We discovered that p97 is responsible for the interaction of EEA1 and endosomes inside CDE cells. This model enabled us to detect the co-localization between EEA1 in COS7 cells and p97. It is interesting to note that p97 did not interfere with the membrane interaction of EEA1. Similarly, membrane interaction between EEA1-p97 was not required by p97.

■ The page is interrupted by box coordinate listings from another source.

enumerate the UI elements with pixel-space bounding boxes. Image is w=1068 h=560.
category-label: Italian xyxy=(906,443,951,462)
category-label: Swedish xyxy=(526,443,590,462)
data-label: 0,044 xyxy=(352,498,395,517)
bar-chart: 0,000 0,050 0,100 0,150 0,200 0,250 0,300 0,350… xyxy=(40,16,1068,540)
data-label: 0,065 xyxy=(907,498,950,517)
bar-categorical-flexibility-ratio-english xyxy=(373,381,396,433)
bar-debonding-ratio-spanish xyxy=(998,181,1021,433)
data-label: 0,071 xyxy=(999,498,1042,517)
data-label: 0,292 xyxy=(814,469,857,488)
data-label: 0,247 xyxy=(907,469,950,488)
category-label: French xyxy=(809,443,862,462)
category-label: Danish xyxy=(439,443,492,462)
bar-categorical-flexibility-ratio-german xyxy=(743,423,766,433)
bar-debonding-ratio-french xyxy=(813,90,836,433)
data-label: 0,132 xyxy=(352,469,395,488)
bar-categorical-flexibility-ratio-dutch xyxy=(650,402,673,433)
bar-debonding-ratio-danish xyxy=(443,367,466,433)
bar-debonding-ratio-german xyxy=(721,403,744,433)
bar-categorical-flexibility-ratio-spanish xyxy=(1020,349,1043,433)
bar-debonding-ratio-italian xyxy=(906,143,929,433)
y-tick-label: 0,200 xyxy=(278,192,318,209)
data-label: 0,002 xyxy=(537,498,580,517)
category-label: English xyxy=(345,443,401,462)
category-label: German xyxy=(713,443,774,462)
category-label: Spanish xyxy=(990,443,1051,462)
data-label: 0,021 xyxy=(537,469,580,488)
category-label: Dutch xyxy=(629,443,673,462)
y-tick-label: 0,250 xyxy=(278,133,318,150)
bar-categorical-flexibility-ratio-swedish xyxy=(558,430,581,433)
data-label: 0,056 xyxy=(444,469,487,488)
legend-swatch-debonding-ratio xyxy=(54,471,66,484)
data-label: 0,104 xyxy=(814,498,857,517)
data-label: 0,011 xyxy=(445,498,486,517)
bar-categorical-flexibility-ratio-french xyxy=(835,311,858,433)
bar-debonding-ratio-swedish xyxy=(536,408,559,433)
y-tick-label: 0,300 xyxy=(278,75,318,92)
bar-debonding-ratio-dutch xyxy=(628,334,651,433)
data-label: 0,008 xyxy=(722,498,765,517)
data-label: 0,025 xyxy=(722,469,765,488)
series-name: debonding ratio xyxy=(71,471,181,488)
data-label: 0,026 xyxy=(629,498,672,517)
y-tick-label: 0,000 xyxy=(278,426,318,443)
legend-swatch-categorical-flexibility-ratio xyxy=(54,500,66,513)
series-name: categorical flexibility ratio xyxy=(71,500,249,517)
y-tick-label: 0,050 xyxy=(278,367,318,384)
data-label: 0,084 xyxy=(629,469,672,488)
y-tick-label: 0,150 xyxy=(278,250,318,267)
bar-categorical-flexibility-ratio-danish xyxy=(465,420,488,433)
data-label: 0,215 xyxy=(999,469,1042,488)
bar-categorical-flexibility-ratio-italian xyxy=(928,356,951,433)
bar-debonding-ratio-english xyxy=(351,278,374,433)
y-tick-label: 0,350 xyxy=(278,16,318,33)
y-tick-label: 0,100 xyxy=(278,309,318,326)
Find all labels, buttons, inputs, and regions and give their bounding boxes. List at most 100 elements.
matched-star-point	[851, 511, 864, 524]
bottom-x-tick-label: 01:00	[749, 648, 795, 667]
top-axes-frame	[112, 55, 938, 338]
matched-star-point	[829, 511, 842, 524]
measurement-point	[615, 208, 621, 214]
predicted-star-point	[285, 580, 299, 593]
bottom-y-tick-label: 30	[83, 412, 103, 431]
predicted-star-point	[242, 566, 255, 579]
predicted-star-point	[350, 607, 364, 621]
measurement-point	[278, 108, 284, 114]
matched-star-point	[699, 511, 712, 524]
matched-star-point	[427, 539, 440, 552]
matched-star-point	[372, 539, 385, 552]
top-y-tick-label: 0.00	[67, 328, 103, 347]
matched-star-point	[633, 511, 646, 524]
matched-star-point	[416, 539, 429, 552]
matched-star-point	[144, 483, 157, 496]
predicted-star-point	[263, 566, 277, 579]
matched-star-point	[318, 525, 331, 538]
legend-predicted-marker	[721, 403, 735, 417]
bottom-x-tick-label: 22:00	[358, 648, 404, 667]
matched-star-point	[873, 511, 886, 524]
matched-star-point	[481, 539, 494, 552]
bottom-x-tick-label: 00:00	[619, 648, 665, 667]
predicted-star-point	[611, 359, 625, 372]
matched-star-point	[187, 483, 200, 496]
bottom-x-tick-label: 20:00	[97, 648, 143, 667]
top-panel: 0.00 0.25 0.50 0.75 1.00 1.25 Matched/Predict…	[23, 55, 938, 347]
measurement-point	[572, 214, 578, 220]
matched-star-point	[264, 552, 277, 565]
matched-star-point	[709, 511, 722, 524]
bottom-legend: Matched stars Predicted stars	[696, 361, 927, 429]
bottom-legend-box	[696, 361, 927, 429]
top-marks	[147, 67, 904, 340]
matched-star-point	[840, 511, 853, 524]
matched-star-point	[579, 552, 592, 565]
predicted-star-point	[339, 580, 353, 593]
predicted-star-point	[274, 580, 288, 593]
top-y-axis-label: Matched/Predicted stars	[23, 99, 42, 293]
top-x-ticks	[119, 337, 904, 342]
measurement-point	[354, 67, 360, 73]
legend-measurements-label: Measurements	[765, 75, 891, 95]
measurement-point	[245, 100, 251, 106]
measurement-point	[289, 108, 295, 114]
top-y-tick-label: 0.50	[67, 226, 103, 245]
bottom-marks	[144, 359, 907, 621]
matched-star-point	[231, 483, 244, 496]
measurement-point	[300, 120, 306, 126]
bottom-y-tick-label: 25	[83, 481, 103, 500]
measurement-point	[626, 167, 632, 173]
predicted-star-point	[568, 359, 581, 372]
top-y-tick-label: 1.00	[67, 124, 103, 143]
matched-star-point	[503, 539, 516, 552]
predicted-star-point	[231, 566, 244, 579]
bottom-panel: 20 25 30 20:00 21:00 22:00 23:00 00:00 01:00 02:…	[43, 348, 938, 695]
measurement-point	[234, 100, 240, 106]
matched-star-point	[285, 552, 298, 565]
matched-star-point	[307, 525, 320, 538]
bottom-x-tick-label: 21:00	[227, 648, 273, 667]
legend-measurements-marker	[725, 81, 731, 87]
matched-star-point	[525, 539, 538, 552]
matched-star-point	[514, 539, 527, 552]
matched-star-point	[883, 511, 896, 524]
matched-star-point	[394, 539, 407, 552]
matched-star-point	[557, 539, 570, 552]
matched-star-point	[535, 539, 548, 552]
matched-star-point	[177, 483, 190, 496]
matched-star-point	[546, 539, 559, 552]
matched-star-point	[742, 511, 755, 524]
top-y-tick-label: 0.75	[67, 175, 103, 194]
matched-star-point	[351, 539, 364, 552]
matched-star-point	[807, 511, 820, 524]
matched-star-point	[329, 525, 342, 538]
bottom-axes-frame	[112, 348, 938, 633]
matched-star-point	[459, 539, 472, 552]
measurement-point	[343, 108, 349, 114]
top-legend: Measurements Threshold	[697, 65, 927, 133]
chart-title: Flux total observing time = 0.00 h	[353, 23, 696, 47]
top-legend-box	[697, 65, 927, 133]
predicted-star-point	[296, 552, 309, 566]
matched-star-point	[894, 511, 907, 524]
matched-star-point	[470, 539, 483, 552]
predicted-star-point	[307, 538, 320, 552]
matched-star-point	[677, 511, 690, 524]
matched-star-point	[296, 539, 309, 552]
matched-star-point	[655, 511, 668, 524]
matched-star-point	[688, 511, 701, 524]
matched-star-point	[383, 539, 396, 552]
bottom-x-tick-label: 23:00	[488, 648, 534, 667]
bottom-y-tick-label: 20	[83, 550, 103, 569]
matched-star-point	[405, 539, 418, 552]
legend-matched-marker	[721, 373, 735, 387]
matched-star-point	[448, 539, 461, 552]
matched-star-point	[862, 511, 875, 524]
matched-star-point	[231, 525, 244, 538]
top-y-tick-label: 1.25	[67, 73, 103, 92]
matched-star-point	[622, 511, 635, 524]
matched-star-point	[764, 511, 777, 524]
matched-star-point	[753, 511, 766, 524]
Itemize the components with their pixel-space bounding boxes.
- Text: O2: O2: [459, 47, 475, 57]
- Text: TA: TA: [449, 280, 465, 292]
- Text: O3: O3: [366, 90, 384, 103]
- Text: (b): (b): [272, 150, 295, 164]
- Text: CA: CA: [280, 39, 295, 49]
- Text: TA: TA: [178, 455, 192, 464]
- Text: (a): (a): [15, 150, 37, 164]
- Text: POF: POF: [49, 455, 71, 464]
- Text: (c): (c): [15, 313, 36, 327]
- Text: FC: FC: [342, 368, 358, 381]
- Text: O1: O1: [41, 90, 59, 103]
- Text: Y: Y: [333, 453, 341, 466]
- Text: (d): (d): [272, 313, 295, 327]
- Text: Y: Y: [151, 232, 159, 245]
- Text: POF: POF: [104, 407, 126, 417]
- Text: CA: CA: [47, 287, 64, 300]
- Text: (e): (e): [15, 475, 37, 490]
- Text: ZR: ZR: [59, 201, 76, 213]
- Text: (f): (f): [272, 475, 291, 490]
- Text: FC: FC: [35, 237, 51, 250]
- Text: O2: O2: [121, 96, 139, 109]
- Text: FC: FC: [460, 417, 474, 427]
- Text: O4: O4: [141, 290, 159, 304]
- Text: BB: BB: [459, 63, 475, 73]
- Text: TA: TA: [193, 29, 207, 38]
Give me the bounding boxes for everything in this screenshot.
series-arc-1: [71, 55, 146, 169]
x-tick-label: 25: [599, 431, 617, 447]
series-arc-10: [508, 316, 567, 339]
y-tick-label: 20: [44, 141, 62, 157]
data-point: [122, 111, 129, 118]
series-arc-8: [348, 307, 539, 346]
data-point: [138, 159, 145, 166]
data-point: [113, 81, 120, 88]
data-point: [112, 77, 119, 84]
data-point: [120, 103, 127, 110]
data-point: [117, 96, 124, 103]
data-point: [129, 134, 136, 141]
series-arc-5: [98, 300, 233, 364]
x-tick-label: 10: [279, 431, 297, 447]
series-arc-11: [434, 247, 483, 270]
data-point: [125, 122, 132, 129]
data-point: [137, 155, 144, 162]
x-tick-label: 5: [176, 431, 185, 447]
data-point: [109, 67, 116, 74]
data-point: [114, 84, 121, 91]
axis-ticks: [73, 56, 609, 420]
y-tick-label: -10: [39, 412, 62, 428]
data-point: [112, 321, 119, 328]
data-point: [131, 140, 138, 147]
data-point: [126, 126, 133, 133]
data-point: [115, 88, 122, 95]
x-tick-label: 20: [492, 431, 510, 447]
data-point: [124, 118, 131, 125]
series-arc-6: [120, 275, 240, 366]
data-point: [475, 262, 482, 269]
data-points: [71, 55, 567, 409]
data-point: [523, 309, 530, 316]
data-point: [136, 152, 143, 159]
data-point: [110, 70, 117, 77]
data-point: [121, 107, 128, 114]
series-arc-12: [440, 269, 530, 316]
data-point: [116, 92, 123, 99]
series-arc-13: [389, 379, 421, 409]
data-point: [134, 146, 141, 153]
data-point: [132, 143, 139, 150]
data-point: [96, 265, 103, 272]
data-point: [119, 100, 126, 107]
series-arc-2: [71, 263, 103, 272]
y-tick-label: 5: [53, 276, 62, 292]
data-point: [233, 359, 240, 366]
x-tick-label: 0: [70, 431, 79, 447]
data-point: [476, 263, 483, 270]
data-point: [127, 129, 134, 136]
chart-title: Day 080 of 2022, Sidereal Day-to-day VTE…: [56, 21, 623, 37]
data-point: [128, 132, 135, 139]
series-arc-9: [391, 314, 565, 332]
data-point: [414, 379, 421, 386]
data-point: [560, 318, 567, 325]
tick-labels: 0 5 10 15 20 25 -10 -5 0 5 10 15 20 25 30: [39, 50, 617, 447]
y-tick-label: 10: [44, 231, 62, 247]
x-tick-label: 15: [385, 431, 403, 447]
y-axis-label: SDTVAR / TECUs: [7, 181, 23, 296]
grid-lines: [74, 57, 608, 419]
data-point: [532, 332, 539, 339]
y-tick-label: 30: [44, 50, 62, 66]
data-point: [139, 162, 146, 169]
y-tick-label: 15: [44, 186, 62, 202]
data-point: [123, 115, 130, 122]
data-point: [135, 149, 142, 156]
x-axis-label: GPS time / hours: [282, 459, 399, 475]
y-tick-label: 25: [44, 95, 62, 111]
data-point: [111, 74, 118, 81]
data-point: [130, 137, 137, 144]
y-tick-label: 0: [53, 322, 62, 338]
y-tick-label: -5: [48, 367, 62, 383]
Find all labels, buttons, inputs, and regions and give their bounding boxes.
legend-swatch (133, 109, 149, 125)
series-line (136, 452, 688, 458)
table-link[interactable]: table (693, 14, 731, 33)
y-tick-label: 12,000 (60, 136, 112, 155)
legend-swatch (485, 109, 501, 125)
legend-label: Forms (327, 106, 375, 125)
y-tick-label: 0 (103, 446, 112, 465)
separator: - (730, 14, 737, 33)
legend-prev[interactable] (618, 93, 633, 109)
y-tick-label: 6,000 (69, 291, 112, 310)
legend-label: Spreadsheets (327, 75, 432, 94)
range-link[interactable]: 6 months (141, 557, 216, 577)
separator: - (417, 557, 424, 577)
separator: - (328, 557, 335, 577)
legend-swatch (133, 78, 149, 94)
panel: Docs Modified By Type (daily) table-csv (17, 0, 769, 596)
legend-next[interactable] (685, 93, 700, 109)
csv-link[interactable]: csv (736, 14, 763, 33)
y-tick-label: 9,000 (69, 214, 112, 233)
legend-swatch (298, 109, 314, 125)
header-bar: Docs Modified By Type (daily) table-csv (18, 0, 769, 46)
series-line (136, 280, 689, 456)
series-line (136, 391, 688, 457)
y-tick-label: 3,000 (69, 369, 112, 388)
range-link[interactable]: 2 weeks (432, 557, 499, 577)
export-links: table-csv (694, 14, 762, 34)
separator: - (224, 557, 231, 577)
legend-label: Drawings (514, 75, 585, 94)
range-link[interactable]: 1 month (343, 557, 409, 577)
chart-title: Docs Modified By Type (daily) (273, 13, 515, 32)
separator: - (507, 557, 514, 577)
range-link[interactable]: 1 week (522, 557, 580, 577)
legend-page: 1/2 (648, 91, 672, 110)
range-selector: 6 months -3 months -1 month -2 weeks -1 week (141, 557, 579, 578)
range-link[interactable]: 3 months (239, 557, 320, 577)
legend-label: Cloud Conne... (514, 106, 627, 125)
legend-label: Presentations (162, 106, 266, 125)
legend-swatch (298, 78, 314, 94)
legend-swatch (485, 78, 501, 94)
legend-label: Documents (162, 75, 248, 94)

EEA1 localizes to early endosomes, and the function it plays is not understood fully. Recent research suggests that it is present in greater quantities in the cytosol that was previously thought. This suggests that the EEA1 proteins can be easily dissociated from membranes. Two-dimensional immunoblots have shown that EEA1 also has an acidic pI.

We discovered that the EEA1's C2H2 domain is vital in its connection to the p97. Additionally, we discovered that p97 hinders EEA1's interaction with endosomes. Our findings suggest that EEA1 is a crucial marker for CDE. Although p97 plays an important role in CDE, its absence from endosomes inhibits the connection between p97 and EEA1.